President Lyndon Johnson signed the Medicare and Medicaid laws into effect on July 30, 1965 as amendments to the Social Security Act. Former President Harry Truman, who was the first president to propose national health insurance, was enrolled as Medicare’s first beneficiary. The Medicare program provides hospital and medical insurance for Americans 65 or older, persons with certain disabilities, and those with permanent kidney disease requiring dialysis or transplant.
Medicare covers 230,659 beneficiaries in Hawai‘i. Older Americans have said Medicare is one of their top issues in the 2018 mid-term elections, and AARP Hawai‘i is working to encourage voter participation this election season.
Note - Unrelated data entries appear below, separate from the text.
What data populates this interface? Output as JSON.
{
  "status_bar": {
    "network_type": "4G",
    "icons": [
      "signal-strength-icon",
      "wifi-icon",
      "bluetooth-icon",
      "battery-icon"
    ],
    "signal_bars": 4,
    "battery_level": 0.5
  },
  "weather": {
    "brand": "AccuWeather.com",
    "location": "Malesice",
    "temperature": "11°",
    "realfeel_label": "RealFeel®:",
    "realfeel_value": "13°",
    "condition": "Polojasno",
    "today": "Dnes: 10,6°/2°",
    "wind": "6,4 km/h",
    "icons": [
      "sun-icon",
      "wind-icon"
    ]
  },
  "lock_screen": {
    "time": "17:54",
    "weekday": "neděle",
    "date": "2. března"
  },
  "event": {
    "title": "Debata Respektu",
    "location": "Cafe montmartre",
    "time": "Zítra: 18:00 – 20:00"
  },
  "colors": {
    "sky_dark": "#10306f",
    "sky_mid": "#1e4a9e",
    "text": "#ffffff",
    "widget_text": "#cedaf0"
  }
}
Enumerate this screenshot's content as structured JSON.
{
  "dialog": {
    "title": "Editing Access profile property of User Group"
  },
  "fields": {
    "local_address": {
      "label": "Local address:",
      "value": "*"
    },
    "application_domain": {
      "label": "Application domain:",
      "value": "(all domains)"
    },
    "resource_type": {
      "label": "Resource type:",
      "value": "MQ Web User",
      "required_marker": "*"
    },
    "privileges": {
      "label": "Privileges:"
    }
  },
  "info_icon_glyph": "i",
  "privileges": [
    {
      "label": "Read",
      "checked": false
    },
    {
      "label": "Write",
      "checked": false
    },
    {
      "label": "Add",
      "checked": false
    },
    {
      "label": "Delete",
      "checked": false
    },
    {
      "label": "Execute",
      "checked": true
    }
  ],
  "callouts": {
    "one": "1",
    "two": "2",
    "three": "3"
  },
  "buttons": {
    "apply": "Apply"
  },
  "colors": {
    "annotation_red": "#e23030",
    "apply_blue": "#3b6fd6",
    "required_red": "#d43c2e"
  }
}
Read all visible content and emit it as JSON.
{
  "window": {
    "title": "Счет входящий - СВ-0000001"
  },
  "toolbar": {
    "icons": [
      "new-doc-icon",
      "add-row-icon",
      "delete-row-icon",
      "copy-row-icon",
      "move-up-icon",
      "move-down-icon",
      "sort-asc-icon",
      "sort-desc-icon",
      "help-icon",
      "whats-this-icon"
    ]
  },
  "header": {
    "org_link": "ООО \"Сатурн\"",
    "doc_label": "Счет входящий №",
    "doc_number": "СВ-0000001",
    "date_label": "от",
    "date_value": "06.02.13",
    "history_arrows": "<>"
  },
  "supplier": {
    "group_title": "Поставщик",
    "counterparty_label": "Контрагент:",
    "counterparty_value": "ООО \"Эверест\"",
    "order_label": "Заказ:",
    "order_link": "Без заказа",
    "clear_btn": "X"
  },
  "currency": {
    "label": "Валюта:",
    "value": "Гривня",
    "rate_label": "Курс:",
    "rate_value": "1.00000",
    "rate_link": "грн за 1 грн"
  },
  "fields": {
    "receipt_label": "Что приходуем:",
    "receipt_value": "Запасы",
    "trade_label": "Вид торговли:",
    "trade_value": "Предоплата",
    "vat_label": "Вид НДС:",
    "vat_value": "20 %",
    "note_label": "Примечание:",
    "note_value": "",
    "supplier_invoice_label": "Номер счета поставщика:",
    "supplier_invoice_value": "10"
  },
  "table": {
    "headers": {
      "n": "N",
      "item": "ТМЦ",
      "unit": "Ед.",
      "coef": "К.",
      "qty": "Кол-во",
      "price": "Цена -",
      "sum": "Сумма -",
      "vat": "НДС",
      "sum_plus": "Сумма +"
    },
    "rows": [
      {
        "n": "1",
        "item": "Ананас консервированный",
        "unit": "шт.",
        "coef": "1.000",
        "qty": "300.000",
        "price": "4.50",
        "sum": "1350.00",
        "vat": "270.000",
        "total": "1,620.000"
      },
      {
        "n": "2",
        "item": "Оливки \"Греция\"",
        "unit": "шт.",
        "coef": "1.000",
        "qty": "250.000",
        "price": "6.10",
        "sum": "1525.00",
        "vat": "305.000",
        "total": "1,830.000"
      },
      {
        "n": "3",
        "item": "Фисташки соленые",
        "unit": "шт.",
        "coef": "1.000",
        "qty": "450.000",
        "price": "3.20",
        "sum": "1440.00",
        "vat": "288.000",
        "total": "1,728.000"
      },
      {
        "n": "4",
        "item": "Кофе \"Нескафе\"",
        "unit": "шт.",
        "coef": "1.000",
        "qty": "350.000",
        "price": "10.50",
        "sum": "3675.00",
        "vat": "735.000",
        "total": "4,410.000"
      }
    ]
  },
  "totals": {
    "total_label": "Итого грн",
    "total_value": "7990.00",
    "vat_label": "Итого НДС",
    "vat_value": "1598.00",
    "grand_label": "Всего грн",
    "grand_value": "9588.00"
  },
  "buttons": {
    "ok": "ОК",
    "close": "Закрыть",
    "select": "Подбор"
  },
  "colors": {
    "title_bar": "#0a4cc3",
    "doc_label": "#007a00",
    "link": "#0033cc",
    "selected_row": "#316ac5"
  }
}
“Medicare is a major economic engine in Hawai‘i’s economy security, as well as a key part of providing health security to Hawai‘i residents,” said AARP Hawai‘i State Director Barbara Kim Stanton. “Older Americans have said Medicare is one of their top issues in this election, yet too many politicians fail to recognize the contributions Medicare makes to the economy and our residents. Any candidate who fails to talk about how they would strengthen Medicare for future generations does so at their peril.”
A breakdown of some of Medicare’s spending in Hawai‘i is below:
- $1 billion for hospitals
- $720 million for doctors
- $86 million health professionals
- $390 million for prescriptions and medical supplies
- $20 million for medical equipment
Also, businesses in Hawai‘i receiving Medicare dollars use them to pay employees’ salaries, rent, state and local taxes, and buy equipment, and make capital improvements to their facilities.
Recently, AARP worked to help close the Medicare Part D doughnut hole a year early—a victory for older Americans that the pharmaceutical industry is working to undo. AARP has also long opposed efforts that would reduce benefits or shift costs onto consumers by turning Medicare into a voucher program. Such a move would dramatically increase people’s health care costs, and expose current and future retirees to greater financial risk.
AARP’s “Be The Difference. Vote” campaign includes a one-stop online portal to provide people with the information they need about this year’s elections.